“This is crazy!” gasps stats whiz Ben (Sturgess). “No,” grins maths professor Mickey (Spacey), “this is profitable.” They’re talking about an intricate scheme to count cards at Vegas and win a fortune at blackjack, right under the noses of some of the most eagle-eyed security and hardest heavies on the planet. But the craziest thing about 21 is that it’s based on fact. In 1993 six brainiacs from MIT (Massachusetts Institute of Technology) really did make a killing at the tables using little more than basic arithmetic, coded signals and a few cheesy disguises. And the best thing? It was all completely legal.

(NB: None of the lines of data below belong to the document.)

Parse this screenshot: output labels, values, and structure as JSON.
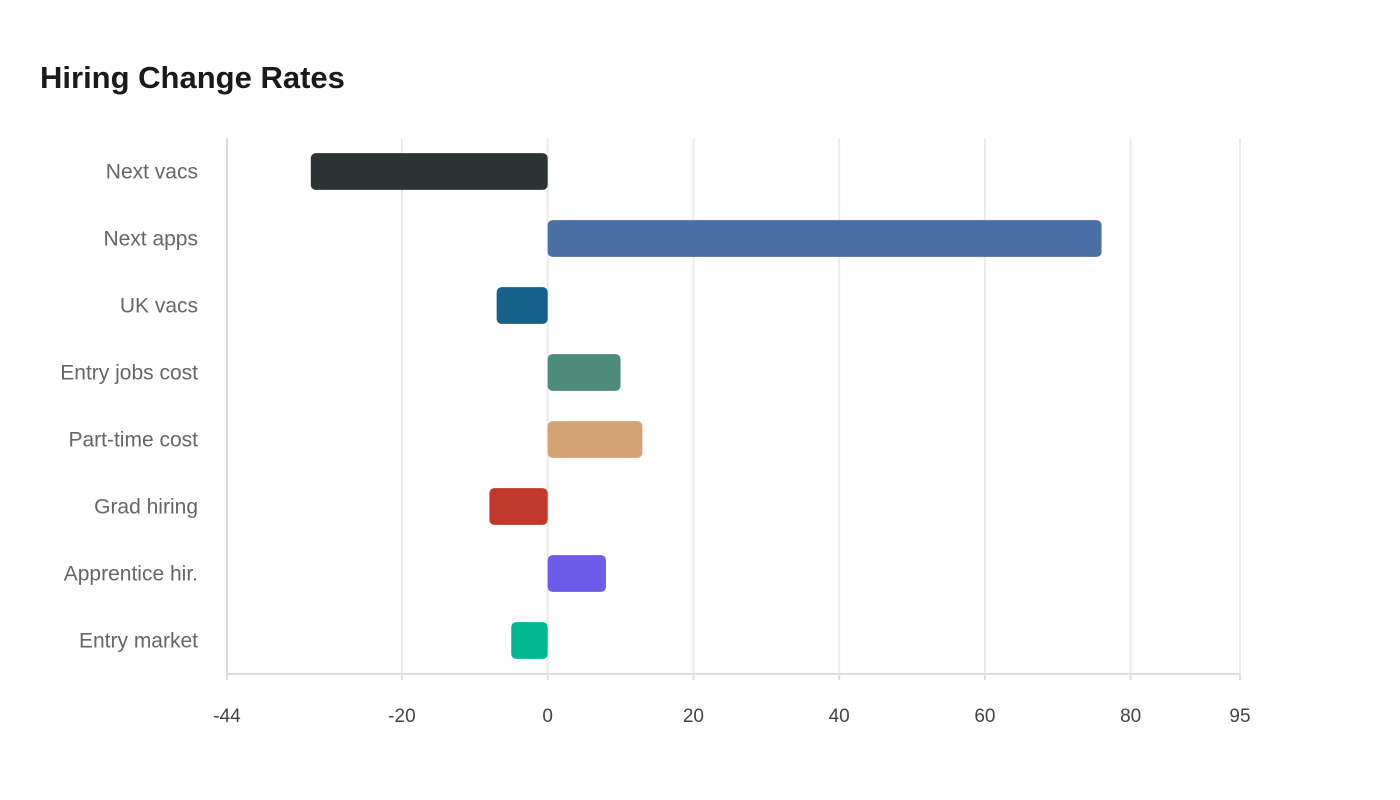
{
  "chart_data": {
    "type": "bar",
    "orientation": "horizontal",
    "title": "Hiring Change Rates",
    "xlabel": "",
    "ylabel": "",
    "xlim": [
      -44,
      95
    ],
    "x_ticks": [
      -44,
      -20,
      0,
      20,
      40,
      60,
      80,
      95
    ],
    "grid": true,
    "legend": "none",
    "categories": [
      "Next vacs",
      "Next apps",
      "UK vacs",
      "Entry jobs cost",
      "Part-time cost",
      "Grad hiring",
      "Apprentice hir.",
      "Entry market"
    ],
    "values": [
      -32.5,
      76,
      -7,
      10,
      13,
      -8,
      8,
      -5
    ],
    "colors": [
      "#2d3436",
      "#4a6fa5",
      "#176087",
      "#4d8c7a",
      "#d4a373",
      "#c0392b",
      "#6c5ce7",
      "#00b894"
    ]
  }
}
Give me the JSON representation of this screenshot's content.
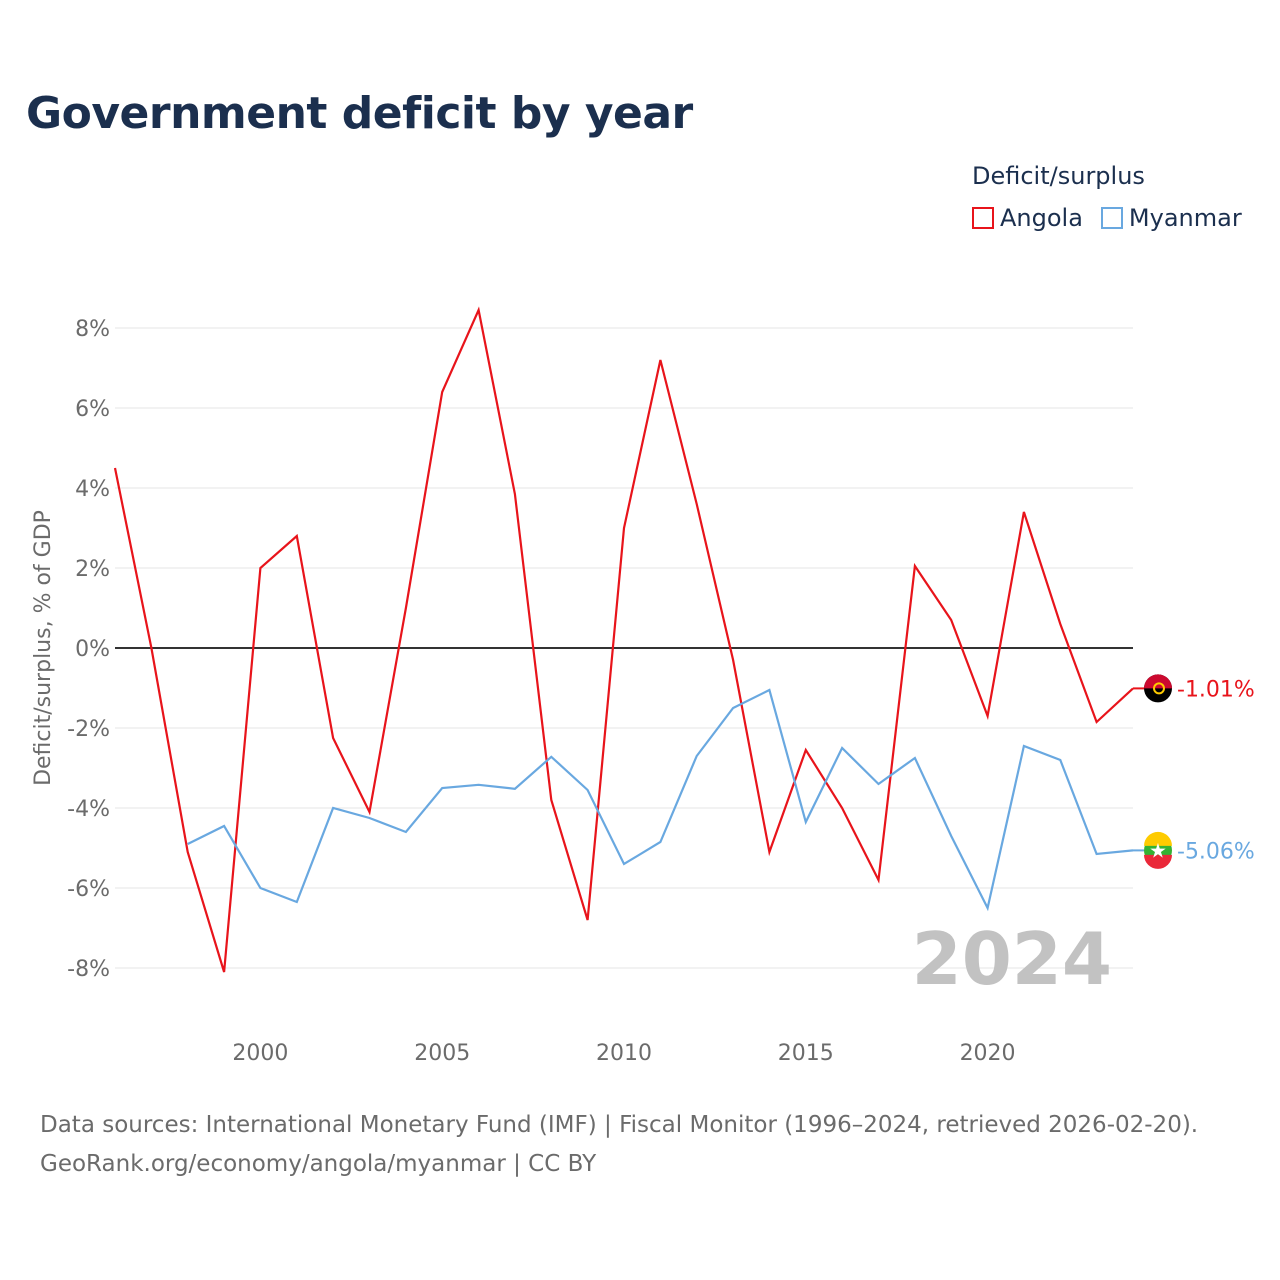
{
  "title": "Government deficit by year",
  "legend": {
    "title": "Deficit/surplus",
    "items": [
      {
        "name": "Angola",
        "color": "#e8141b"
      },
      {
        "name": "Myanmar",
        "color": "#69a8e0"
      }
    ]
  },
  "watermark_year": "2024",
  "source": {
    "line1": "Data sources: International Monetary Fund (IMF) | Fiscal Monitor (1996–2024, retrieved 2026-02-20).",
    "line2": "GeoRank.org/economy/angola/myanmar | CC BY"
  },
  "chart_data": {
    "type": "line",
    "title": "Government deficit by year",
    "xlabel": "",
    "ylabel": "Deficit/surplus, % of GDP",
    "xlim": [
      1996,
      2024
    ],
    "ylim": [
      -9,
      9
    ],
    "x_ticks": [
      2000,
      2005,
      2010,
      2015,
      2020
    ],
    "y_ticks": [
      -8,
      -6,
      -4,
      -2,
      0,
      2,
      4,
      6,
      8
    ],
    "y_tick_labels": [
      "-8%",
      "-6%",
      "-4%",
      "-2%",
      "0%",
      "2%",
      "4%",
      "6%",
      "8%"
    ],
    "grid": true,
    "legend_position": "top-right",
    "series": [
      {
        "name": "Angola",
        "color": "#e8141b",
        "end_label": "-1.01%",
        "x": [
          1996,
          1997,
          1998,
          1999,
          2000,
          2001,
          2002,
          2003,
          2004,
          2005,
          2006,
          2007,
          2008,
          2009,
          2010,
          2011,
          2012,
          2013,
          2014,
          2015,
          2016,
          2017,
          2018,
          2019,
          2020,
          2021,
          2022,
          2023,
          2024
        ],
        "values": [
          4.5,
          0.0,
          -5.1,
          -8.1,
          2.0,
          2.8,
          -2.25,
          -4.1,
          1.0,
          6.4,
          8.45,
          3.85,
          -3.8,
          -6.8,
          3.0,
          7.2,
          3.6,
          -0.3,
          -5.1,
          -2.55,
          -4.0,
          -5.8,
          2.05,
          0.7,
          -1.7,
          3.4,
          0.6,
          -1.85,
          -1.01
        ]
      },
      {
        "name": "Myanmar",
        "color": "#69a8e0",
        "end_label": "-5.06%",
        "x": [
          1998,
          1999,
          2000,
          2001,
          2002,
          2003,
          2004,
          2005,
          2006,
          2007,
          2008,
          2009,
          2010,
          2011,
          2012,
          2013,
          2014,
          2015,
          2016,
          2017,
          2018,
          2019,
          2020,
          2021,
          2022,
          2023,
          2024
        ],
        "values": [
          -4.9,
          -4.45,
          -6.0,
          -6.35,
          -4.0,
          -4.25,
          -4.6,
          -3.5,
          -3.42,
          -3.52,
          -2.72,
          -3.55,
          -5.4,
          -4.85,
          -2.7,
          -1.5,
          -1.05,
          -4.35,
          -2.5,
          -3.4,
          -2.75,
          -4.7,
          -6.5,
          -2.45,
          -2.8,
          -5.15,
          -5.06
        ]
      }
    ]
  }
}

With an ace like that in his hand, director Robert Luketic (Legally Blonde, Monster-In-Law) must have thought his ship had come in, too. But weirdly, 21 never cashes in on its promising premise, playing it safe when it should have gone all-out to win. Rather than focusing on its cocky young heroes’ beat-the-house gambit – surely the film’s most intriguing element – it settles for a generic rite-of-passager, with Sturgess’ bland protagonist predictably falling for his fellow card-sharp Jill (Kate Bosworth) and falling out with crafty mentor Spacey en route to the big Vegas face-off. It’s a familiar arc, yet it still comes signposted by a redundant voiceover. (“My life was flashing by a million miles a minute!” narrates Sturgess during one high-roller montage.) Not only that, but the inevitable plot reversals hinge on some absurdly out-of-character behaviour – if Ben’s so smart, how come he hides his loot away where any fool could find it?
Ultimately, what prevents 21 from busting is the glossy polish of its execution and some scene-stealing from producer Spacey that’s a lesson in larceny all by itself. But he isn’t exactly stretched and nor is Laurence Fishburne as the casino enforcer on Sturgess’s trail. But crucially, they’re the ones who remember that gambling is supposed to be fun.